William L. Andrews, the E. Maynard Adams Professor of English at the University of North Carolina at Chapel Hill, will present “Rediscovering Julia Collins, The First African-American Woman Novelist,” on Wednesday, October 25 from 7:30 to 9:00 p.m. in Elizabeth Moore Hall on WVU’s Downtown Campus. The event is sponsored by the Department of English and the Eberly College of Arts and Sciences and is free and open to the public.
In 1865, The Christian Recorder, the national newspaper of the African Methodist Episcopal Church, serialized The Curse of Caste; or The Slave Bride, a novel written by Julia Collins, an African-American woman from Williamsport, Pa.
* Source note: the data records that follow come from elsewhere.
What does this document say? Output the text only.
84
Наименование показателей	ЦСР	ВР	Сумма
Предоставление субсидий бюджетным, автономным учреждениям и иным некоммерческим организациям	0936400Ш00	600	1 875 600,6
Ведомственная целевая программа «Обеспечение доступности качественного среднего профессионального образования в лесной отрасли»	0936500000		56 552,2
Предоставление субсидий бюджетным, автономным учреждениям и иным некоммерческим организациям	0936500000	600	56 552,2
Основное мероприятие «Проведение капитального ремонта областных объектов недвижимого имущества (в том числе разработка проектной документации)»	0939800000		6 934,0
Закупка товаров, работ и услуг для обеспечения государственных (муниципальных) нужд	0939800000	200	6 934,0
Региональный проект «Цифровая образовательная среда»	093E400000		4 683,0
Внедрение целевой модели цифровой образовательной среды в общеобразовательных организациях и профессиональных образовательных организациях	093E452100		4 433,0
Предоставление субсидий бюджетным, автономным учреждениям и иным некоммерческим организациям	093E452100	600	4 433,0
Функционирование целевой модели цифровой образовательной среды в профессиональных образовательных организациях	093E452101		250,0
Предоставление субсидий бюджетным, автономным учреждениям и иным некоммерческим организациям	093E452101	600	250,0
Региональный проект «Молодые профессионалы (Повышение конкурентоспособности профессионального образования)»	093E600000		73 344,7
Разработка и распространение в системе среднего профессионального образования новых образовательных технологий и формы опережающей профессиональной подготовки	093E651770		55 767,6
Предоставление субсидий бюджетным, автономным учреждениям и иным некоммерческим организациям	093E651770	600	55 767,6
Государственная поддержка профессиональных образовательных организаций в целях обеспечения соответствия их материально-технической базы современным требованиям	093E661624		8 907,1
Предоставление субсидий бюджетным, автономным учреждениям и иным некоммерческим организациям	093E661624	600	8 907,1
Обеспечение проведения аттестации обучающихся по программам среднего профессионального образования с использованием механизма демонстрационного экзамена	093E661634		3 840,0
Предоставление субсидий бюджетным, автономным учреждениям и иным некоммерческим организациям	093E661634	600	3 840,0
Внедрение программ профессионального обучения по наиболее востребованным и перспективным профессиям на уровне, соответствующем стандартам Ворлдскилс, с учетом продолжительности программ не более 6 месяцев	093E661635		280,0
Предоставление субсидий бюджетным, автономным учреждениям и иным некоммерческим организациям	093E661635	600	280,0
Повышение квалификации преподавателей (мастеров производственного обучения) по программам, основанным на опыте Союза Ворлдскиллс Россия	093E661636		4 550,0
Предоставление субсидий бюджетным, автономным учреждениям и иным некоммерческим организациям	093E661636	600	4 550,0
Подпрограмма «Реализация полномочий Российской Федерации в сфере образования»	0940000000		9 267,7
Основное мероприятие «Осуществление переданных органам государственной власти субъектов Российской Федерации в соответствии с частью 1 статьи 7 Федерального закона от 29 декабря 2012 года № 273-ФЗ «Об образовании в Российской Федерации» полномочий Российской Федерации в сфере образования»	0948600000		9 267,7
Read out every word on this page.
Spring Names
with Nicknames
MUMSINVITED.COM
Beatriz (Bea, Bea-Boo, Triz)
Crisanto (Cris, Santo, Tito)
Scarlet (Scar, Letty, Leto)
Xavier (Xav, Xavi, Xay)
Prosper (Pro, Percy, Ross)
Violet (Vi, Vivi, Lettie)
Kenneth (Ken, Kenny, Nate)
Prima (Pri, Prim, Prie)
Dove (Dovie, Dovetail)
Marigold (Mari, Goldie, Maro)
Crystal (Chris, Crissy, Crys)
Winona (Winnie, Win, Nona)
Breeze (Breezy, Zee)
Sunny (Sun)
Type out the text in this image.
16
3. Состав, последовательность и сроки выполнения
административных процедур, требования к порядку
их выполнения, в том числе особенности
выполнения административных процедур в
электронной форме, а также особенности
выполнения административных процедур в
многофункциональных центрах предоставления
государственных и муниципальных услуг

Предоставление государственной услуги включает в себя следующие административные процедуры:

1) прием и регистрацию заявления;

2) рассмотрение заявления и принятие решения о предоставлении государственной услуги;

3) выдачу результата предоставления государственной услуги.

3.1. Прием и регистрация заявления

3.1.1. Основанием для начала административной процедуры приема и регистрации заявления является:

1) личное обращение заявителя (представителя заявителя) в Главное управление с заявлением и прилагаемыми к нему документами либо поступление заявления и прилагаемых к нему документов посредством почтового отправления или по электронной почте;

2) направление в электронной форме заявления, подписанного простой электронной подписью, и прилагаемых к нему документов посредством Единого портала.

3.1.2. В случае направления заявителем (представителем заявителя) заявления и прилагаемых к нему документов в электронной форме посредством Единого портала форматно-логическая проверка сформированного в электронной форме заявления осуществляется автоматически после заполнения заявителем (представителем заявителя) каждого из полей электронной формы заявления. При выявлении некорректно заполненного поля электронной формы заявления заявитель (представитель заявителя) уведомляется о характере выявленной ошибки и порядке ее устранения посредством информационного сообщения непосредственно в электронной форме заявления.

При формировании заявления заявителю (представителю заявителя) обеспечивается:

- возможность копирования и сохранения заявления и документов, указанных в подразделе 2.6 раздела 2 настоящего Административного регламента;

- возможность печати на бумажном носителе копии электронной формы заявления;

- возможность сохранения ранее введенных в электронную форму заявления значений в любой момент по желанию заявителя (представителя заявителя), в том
The first novel ever published by a black American woman, it focuses on the lives of a mixed-race mother and daughter whose opportunities for love and marriage are threatened by slavery and caste prejudice.
The Curse of Caste is now published for the first time in book form, edited by Professor Andrews and Mitch Kachun. Copies of the book will be available for purchase following the lecture.
Professor Andrews is the author of The Literary Career of Charles W. Chesnutt and To Tell a Free Story: The First Century of Afro-American Autobiography, 1760-1865. He is co-editor of The Oxford Companion to African American Literature, and general editor of The Literature of the American South: A Norton Anthology and “North American Slave Narratives, A Database and Electronic Text Library.” He has edited more than 40 books on a wide range of African American literature and culture, and has lectured widely in the United States, Europe, Asia, and the Americas.